Andre, take us through some of the fuel switching market fundamentals in South Asia and how is the situation playing out in Bangladesh and Pakistan? How do you see the power situation there shaping up?
(16:14) ANDRE LAMBINE: So you know, to me, Bangladesh is a key lead indicator for gas-to-oil switching in Asia. And that's due to really good data availability, and also the composition of the power mix and a power plant capacities that leave room for oil.
So what we have seen so far in January is that power demand has been higher. But the grid-connected generation of gas-fired power plants actually fell by about 1.5 GW on average year on year. At the same time, oil-fired power generation increased with the same amount so oil increased on the expense of gas.
Bangladesh has had problems obtaining bids for recent spot tender for LNG and is likely short on gas, and we assume Pakistan is in a similar situation. So all these countries can do switching.
Now oil-fired power plant capacity in Bangladesh is about 7 GW, and Pakistan has around 8 GW. While we do not think these countries will fully utilize the existing oil capacity, we assume switching to oil-fire power generation could reach a combined 4 GW for January, and this could go even higher in February.
Existing long-term supply contracts for LNG usually come with little flexibility, so this could limit the switching. Some switching could also take place in March, but this situation is not as clear cut as for January and February.
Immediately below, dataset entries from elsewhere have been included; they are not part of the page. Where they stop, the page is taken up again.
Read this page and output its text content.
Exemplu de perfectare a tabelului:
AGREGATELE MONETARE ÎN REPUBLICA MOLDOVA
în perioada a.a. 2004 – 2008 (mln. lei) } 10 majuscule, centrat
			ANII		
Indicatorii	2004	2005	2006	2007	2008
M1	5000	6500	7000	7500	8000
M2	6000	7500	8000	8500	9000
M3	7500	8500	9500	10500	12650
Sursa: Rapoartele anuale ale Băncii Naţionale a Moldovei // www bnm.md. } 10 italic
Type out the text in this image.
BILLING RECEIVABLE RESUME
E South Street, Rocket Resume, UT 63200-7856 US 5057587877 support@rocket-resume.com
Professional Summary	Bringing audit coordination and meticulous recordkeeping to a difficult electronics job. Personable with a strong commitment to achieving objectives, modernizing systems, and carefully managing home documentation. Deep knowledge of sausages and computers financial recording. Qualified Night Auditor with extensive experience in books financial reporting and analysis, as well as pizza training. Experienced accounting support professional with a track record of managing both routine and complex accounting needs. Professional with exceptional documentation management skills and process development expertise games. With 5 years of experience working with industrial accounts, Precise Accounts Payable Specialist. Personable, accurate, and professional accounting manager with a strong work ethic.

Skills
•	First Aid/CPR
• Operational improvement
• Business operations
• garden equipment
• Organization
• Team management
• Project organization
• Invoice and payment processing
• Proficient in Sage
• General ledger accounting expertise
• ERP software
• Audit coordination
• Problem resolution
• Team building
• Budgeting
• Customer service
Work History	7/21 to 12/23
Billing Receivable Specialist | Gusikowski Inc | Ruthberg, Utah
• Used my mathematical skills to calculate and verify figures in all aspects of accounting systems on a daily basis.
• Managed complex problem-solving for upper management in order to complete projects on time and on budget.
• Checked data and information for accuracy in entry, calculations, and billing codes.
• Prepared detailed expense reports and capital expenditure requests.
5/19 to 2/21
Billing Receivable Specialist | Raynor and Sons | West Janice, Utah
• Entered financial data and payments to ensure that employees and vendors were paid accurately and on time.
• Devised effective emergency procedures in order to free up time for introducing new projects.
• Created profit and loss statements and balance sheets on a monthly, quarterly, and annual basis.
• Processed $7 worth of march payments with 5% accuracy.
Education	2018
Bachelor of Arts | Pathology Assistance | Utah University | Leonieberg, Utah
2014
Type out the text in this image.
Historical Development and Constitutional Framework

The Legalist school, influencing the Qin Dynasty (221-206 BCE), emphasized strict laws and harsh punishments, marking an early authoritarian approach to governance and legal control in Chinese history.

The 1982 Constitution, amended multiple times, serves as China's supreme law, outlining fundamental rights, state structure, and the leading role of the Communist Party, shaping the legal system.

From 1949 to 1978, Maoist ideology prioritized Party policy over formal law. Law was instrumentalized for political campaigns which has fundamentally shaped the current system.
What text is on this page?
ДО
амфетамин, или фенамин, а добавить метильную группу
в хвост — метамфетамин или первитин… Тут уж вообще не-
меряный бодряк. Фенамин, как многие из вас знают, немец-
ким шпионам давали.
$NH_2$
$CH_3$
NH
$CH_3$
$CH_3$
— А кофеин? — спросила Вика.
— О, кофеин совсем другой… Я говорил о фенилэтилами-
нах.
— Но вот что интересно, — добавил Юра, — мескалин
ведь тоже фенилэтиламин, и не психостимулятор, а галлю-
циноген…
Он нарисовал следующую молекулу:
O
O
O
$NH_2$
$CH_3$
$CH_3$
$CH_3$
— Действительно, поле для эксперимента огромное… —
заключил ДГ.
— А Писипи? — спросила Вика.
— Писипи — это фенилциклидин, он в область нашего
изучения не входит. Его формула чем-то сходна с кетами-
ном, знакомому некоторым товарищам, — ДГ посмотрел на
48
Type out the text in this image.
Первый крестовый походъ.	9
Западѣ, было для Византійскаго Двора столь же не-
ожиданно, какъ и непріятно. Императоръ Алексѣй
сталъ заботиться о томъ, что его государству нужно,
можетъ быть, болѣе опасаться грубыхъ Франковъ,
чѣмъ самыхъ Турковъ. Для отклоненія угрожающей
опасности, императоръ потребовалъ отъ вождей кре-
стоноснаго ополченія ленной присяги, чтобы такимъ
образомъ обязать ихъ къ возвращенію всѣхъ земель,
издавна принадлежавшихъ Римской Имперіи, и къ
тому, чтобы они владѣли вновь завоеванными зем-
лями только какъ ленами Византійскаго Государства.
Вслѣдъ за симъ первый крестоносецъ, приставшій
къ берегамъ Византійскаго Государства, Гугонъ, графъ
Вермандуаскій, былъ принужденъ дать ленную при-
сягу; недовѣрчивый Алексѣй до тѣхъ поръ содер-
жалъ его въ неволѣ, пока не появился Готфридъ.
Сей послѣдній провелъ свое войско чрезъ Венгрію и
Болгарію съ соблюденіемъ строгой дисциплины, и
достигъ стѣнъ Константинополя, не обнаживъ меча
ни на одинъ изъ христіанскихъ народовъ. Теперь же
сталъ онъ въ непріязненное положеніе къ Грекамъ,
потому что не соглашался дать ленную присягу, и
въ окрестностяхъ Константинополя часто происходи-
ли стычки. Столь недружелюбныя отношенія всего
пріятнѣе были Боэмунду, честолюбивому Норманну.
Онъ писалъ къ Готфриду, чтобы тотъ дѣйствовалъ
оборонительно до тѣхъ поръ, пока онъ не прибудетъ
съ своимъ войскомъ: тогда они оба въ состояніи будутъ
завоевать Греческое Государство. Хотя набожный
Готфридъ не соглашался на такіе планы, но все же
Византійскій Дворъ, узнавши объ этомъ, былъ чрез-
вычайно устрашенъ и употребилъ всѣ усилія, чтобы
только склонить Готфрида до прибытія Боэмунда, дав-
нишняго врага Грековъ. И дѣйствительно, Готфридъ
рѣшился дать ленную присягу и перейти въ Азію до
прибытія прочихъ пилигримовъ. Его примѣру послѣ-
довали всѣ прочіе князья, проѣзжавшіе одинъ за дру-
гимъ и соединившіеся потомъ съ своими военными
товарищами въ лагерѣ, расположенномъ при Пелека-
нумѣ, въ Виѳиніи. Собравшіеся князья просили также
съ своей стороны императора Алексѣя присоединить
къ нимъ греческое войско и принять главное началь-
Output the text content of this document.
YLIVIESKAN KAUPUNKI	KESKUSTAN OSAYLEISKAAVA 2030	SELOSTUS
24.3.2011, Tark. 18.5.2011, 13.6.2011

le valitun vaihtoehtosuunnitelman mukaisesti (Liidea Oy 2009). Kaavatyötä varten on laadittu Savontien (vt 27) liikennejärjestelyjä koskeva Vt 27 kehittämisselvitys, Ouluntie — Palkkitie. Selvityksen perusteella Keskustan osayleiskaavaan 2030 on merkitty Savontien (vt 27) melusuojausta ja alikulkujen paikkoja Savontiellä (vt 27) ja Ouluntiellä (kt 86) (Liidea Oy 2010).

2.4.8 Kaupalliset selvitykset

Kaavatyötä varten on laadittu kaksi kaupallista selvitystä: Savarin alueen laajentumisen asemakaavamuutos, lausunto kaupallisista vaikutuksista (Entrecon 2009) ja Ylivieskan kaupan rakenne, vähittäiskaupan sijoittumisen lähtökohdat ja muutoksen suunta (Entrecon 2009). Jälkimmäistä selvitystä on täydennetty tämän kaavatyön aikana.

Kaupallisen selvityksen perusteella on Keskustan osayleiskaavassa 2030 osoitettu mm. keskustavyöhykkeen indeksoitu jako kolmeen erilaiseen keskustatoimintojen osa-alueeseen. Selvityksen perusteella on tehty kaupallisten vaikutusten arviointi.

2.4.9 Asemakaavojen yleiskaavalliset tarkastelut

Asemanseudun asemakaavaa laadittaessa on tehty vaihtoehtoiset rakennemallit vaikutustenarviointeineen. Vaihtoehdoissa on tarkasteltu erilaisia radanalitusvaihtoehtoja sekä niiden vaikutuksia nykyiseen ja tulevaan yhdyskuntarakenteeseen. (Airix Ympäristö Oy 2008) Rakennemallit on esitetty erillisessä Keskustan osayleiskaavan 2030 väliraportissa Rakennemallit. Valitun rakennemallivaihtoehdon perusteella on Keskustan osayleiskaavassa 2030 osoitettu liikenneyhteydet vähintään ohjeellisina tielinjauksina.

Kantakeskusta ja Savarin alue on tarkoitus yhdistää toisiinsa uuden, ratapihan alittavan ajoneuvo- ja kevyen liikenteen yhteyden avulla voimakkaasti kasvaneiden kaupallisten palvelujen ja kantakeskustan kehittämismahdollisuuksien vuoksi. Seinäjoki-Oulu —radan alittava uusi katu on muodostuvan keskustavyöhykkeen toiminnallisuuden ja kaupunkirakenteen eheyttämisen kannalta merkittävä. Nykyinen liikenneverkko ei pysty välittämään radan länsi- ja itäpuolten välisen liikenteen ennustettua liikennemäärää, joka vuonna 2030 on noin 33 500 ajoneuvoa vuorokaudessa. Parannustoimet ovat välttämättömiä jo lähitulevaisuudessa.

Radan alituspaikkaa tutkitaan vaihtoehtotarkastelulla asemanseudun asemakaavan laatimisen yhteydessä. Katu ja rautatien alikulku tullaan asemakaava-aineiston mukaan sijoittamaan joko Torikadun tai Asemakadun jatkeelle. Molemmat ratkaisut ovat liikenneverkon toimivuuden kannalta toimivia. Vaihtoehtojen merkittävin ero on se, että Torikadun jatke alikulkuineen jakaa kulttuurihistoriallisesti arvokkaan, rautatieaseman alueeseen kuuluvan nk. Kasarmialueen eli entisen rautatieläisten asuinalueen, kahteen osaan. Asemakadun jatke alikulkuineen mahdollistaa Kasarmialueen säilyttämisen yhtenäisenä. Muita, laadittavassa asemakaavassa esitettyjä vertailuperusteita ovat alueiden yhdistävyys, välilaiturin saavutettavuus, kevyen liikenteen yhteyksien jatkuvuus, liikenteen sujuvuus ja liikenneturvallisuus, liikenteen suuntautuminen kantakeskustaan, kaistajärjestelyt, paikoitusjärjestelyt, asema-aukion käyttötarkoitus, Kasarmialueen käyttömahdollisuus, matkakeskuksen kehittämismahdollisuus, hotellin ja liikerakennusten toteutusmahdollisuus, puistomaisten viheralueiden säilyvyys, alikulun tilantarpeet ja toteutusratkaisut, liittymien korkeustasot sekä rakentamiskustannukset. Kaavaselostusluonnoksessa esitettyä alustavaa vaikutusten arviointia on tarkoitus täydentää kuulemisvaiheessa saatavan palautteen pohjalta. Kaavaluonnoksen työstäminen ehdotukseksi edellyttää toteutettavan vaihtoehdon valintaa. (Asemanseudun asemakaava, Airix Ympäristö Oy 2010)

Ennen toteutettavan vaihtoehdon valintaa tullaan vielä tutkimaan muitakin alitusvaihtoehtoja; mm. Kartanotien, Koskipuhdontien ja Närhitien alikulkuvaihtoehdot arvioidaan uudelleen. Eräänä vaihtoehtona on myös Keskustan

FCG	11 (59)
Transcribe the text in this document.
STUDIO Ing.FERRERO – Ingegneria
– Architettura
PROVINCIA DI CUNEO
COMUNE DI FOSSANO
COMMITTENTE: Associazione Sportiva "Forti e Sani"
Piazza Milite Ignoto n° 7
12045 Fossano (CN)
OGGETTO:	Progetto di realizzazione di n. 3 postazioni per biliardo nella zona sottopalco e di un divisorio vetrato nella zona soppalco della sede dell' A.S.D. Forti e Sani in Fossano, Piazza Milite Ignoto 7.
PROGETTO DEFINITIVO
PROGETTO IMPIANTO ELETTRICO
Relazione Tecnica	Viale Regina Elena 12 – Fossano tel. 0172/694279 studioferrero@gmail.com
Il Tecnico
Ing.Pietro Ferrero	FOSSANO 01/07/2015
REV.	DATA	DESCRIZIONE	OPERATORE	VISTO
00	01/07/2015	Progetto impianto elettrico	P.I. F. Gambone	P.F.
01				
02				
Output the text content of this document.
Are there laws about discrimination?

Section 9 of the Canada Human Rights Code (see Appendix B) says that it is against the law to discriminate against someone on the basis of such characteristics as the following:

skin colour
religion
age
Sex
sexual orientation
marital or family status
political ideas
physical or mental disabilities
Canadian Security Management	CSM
It will come down to power plant efficiencies and the margin will just not be as high as what we see for February.
In general, power demand is likely to stay around normal for this time of year as the weather forecast has come down to normal levels for the next couple of weeks.
(17:52) ERIC YEP: Thanks, Andre.
Rajesh can I dial back to you know about this whole theme of oil-fired power generation capacity and the way it is being phased out over the last few years? Even here in Singapore we don't really burn oil for power generation anymore, although it's still happening in a lot of countries. Do you see the recent events this winter forcing a rethink among either refiners or fuel suppliers on fuel switching? And does fuel oil still have a future in Asia's power mix?
(18:26) RAJESH NAIR: That's a very interesting question. One thing that the market might sort of want to do going forward, especially taking into consideration what is currently going on at the moment, is to perhaps better plan their balances going forward, especially when we are talking about going into peak winter season demand. As you rightly said, especially countries like Japan, which used to back in the day be a fair demand center for low sulfur fuel oil has completely switched to cleaner burning fuels.
This year around it sort of was a bit of a jolt, so to speak, in terms of demand that arose from markets like Japan, and even for that matter, Korea, which, you know, we've seen at least three cargoes if not more, for utilities going into Korea so far this year.
So this is all essentially incremental demand that we saw and very unlike what we would see, especially this part of the year. But that said, to answer your question, in terms of the fuel oil as a burning fuel within the burning mix, and as Andre sort of pointed, there is more than a handful of countries within this region which needs to up its power generation capacity. And as that capacity goes up, even as there is more reliance on cleaner burning fuels, we do see an opportunity for fuel oil to find that incremental demand going forward. And as such, even now when we talk about fuel oil demand into the utilities market, we're seeing pockets of demand which depending on the demand supply balances then can be rather strong positive for the market.
Talking about markets like Pakistan and Bangladesh, you know, from where we've seen fairly steady demand for fuel oil, even Sri Lanka or even Philippines, the one giant demand center that I have so far missed out on talking about is, of course Saudi. Peak summer season utility demand for Saudi is estimated to be a little over 3 million mt a month and that is significant. And that is only the utility demand that we're talking about. Then, of course, we also have demand for industrial applications. Again, if you're talking about Saudi Arabia, there is a fair amount of fuel oil that goes into the desalination plants.
So it doesn't look like at all that fuel oil as a burning fuel is going to be completely phased out anytime in the near or foreseeable future, Eric.
(20:48) ERIC YEP: That was a fantastic overview, Rajesh. Thank you very much.
I guess this whole situation highlights how critical the whole energy transition conversation in Asia is at the moment and how carefully both governments and companies would have to evaluate their dependence on individual fuels.
It also highlights how the conversation around carbon emissions from fossil fuel burning can evolve over the next few years, especially if countries have to consider critical demand seasons, like winter, for instance.
That is all that we have for today's podcast. Thank you very much for joining us. And thank you very much, Andre, Takeo and Rajesh for your insights.